Mercedes-Benz, Daimler AG ‘Remained Silent’ as Takata Airbag Crisis Grew, Class Action Says [UPDATE]
Last Updated on May 8, 2018
Maestri v. Mercedes-Benz USA, Llc et al
Filed: March 14, 2018 ◆§ 1:18cv1070
Mercedes-Benz USA, LLC and Daimler AG are the defendants in a proposed class action in which the plaintiff claims the companies sold vehicles containing defective Takata airbags.
Case Updates
September 4, 2020 – Case Stayed
The proposed class action detailed on this page—part of years-old multidistrict litigation centered on defective Takata airbags—was stayed on June 28, 2020 and accordingly ordered closed.
United States District Judge Federico A. Moreno’s two-page order staying the suit and closing the case for statistical purposes can be found here.
When a lawsuit is stayed, it means the litigation has been halted by the court either temporarily or indefinitely.
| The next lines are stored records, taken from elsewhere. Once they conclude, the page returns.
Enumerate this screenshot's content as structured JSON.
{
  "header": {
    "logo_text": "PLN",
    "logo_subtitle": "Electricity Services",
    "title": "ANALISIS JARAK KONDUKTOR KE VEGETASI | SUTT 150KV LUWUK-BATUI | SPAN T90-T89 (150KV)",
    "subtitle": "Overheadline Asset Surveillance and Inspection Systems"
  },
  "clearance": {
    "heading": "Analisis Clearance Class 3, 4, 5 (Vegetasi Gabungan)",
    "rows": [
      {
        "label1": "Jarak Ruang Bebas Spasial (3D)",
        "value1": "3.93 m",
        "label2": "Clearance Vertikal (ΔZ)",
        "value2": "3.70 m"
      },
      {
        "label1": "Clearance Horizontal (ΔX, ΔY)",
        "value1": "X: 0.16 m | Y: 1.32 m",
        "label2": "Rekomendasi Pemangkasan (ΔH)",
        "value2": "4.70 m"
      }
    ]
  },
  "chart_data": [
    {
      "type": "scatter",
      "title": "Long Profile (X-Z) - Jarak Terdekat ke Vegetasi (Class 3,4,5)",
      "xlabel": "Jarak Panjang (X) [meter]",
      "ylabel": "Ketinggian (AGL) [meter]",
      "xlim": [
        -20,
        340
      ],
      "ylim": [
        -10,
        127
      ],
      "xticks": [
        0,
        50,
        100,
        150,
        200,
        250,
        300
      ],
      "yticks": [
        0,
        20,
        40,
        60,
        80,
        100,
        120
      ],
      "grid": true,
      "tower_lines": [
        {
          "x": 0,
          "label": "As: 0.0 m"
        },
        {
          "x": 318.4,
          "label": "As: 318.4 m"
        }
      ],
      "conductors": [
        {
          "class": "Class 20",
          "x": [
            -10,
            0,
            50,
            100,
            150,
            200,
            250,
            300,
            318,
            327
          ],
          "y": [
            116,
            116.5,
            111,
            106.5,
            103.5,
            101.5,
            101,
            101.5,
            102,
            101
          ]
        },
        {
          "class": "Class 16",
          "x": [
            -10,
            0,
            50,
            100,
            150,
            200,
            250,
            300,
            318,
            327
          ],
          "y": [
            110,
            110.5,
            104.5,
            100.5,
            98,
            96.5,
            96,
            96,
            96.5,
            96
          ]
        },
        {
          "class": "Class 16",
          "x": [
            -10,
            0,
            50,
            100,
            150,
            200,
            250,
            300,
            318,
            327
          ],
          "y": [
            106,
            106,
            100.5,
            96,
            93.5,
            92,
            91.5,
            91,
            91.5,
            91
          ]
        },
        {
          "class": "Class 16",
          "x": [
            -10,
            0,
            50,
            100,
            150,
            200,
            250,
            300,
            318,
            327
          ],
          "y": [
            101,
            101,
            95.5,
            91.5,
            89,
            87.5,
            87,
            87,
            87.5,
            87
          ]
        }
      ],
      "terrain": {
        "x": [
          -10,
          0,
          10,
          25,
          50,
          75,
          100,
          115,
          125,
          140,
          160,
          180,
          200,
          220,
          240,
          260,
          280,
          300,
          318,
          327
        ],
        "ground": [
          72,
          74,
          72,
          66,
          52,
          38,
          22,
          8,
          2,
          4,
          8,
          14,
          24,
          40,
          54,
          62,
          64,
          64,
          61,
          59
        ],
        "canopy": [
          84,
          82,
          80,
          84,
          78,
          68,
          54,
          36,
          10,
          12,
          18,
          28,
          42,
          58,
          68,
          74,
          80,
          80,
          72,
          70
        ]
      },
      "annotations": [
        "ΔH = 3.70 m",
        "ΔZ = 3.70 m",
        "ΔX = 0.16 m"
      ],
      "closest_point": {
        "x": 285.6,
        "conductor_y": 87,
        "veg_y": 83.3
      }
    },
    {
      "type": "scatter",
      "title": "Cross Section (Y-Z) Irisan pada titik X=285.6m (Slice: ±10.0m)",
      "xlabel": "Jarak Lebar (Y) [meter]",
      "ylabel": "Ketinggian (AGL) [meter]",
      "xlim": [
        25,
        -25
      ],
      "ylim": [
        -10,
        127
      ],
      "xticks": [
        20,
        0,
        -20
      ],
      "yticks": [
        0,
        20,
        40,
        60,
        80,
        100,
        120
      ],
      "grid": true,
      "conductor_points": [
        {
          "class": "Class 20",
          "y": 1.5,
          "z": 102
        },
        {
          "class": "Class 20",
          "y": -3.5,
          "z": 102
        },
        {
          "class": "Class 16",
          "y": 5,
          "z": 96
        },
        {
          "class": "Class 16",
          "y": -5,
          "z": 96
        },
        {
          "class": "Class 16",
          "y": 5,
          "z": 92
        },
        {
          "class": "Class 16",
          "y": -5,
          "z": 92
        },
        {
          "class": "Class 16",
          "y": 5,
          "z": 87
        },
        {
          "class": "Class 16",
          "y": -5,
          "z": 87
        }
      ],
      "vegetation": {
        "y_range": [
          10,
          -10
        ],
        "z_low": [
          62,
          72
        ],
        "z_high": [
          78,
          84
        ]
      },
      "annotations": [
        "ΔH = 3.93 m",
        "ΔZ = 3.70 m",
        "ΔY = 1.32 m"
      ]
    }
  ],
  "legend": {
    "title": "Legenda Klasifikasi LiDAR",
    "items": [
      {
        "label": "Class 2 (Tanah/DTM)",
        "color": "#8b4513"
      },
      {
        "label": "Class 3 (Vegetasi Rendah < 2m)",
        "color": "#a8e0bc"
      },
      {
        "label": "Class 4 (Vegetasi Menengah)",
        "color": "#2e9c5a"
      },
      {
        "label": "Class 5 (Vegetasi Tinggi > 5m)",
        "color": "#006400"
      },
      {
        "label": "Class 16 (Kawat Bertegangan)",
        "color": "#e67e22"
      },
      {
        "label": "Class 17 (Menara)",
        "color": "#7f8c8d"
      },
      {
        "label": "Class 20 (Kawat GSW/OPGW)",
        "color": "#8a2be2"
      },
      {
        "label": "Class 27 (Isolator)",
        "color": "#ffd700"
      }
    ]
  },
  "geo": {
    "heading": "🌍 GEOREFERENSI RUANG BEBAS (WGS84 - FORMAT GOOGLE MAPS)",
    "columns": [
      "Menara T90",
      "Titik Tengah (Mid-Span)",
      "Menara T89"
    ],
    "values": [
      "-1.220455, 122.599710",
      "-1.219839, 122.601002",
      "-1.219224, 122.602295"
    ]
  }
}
A court has the discretion to subsequently lift a stay based on events that may take place after the stay is ordered.
ClassAction.org will update this page with any new developments.
Mercedes-Benz USA, LLC and Daimler AG are the defendants in a proposed class action in which the plaintiff claims the companies sold vehicles containing defective Takata airbags the automakers “knowingly misrepresented as safe, when in fact they could explode and maim or kill drivers and passengers.”
The common defect shared by all Takata airbags is their use of ammonium nitrate—a notoriously volatile and unstable chemical, the case says—as a propellant to produce the gas released to inflate the airbags. According to the complaint, the ammonium nitrate in Takata airbag inflators can transform and destabilize, causing “irregular and dangerous behavior ranging from inertness to violent combustion.”
Instead of performing as a safety device, the airbags often violently explode, the case continues, and sometimes expel metal shrapnel into a car’s driver and passenger compartment. The suit points out that as of July 2017, Takata airbags have been linked to at least 12 deaths and 180 serious injuries in the United States alone.
According to the lawsuit, Mercedes-Benz and Daimler were “intimately involved” in the design and testing of Takata’s defective airbags. The plaintiff charges that when the defendants gave the OK to use the airbags in their vehicles, they “were or should have been aware” the inflators’ ammonium nitrate propellant was dangerous and unstable. Further, the defendants should also have known or been aware of the Takata airbag issues experienced in other vehicles, including Honda and BMW models, the suit argues. Worse still, the defendants reportedly failed to act when Honda enacted a massive recall of vehicles containing the defective airbags.
“Yet despite the repeated Takata/Honda recalls, [the defendants] utterly failed to take reasonable, let alone sufficient, measures to investigate or protect their purchasers and lessees, or the public,” the lawsuit says. “Indeed, even as other [original equipment automakers] began taking proactive remedial measures (however belated and ineffective), [the defendants] remained silent and on the sidelines.”
It wasn’t until December 2017 and January 2018, the lawsuit claims, that Mercedes acknowledged to consumers that “the availability of replacement parts is taking longer than anticipated.” According to the plaintiff, the defendants have left consumers in a precarious situation: either continue to drive essentially dangerous vehicles for months or years while they wait for Mercedes replacement parts to arrive, or be left without transportation.